A recent national study has painted an unflattering picture of the state of gender equality in the state of Michigan. According to the 2004 Status of Women in Michigan report, women statewide earn on average 67 cents for every dollar earned by men. Michigan’s score is the second-worst, with only Wyoming paying women less. This is a sad report for a state that prides itself on providing equal opportunity for all people regardless of race, ethnicity, income or gender.

Angela Cesere

With Gov. Jennifer Granholm and U.S. Senator Debbie Stabenow at critical leadership posts, women clearly play a crucial role in the politics of the state. In addition to being active in the political arena, women in Michigan are crucial to the economic vitality of the state. Women own 27 percent of Michigan businesses, and 59 percent of women in Michigan hold jobs — two figures that compare favorably with the national averages.
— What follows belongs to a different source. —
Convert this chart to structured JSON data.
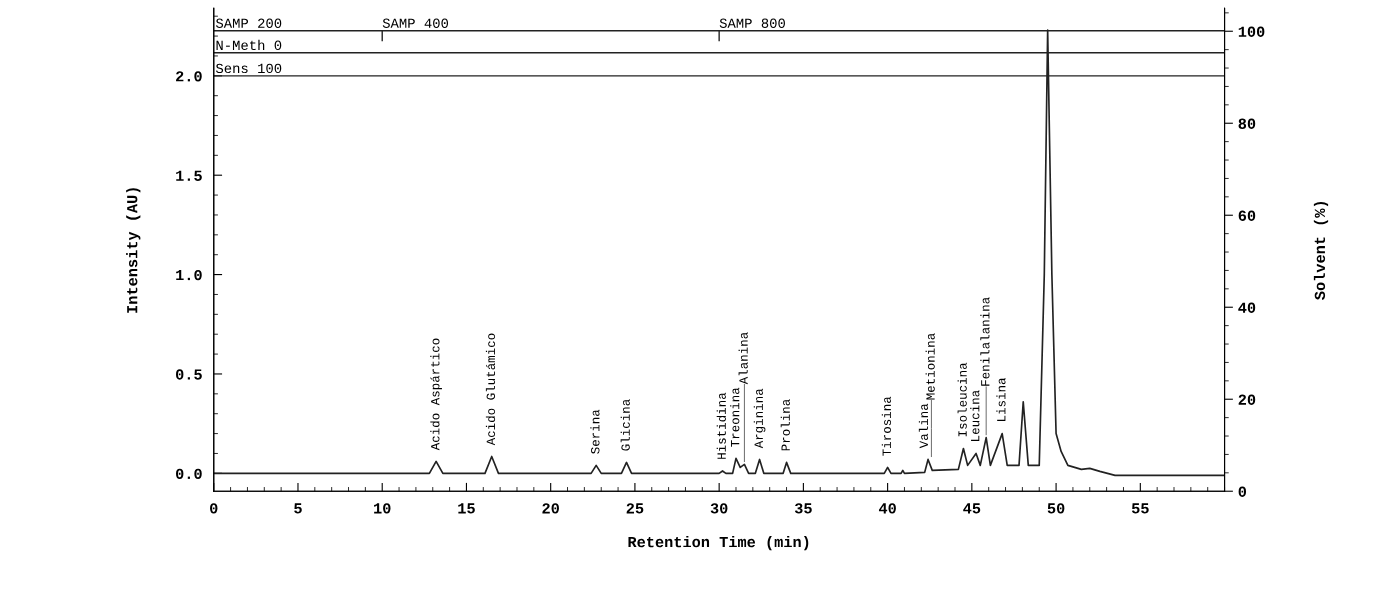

This makes it all the more surprising that Michigan has lagged so far behind the rest of the nation in creating equal pay opportunities for women in the workplace. These statistics not only reflect poorly on Michigan, but also put the state at risk of losing female workers to states that are willing to pay the money these bright young professionals desire. Michigan’s embarrassingly low national ranking is sure to drive young females to places like Connecticut and Vermont — far more hospitable states when it comes to wage equality.

Despite the troubling figures, Michigan still saw an increase in real wage terms from previous levels. According to the report, in 1996, women in Michigan were making just 62 cents on the dollar. Though the state has made strides, it still has a considerable distance to travel before it approaches the national average.

Even the current national average is by no means a respectable benchmark. The national average for female wages compared to their male counterparts is and has always been embarrassingly low. American women are still only earning 76 cents for every dollar earned by a man. This is in addition to other forms of gender discrimination that remain prevalent in this country. Opportunities for full-time employment are often affected by employer concerns over issues like maternity leave and child-rearing.

These pay discrepancies are a disheartening affront to the ideals of a progressive society. Furthermore, this inequality exists in spite of volumes of national and state legislation passed over the past century designed to ensure political and economic equality for women.

Both the state and the nation need to tackle this problem more aggressively. Progress cannot be allowed to continue at a snail’s pace. The state of Michigan needs to be particularly vigorous in its approach if it is to climb from the status of second-worst in the nation. Otherwise, Michigan will earn a reputation as an inadequate and unequal place for women to find work.

After coming so far since the days of widespread institutional discrimination, we should not be content with the status quo. Michigan and the nation as a whole can and should strive for better.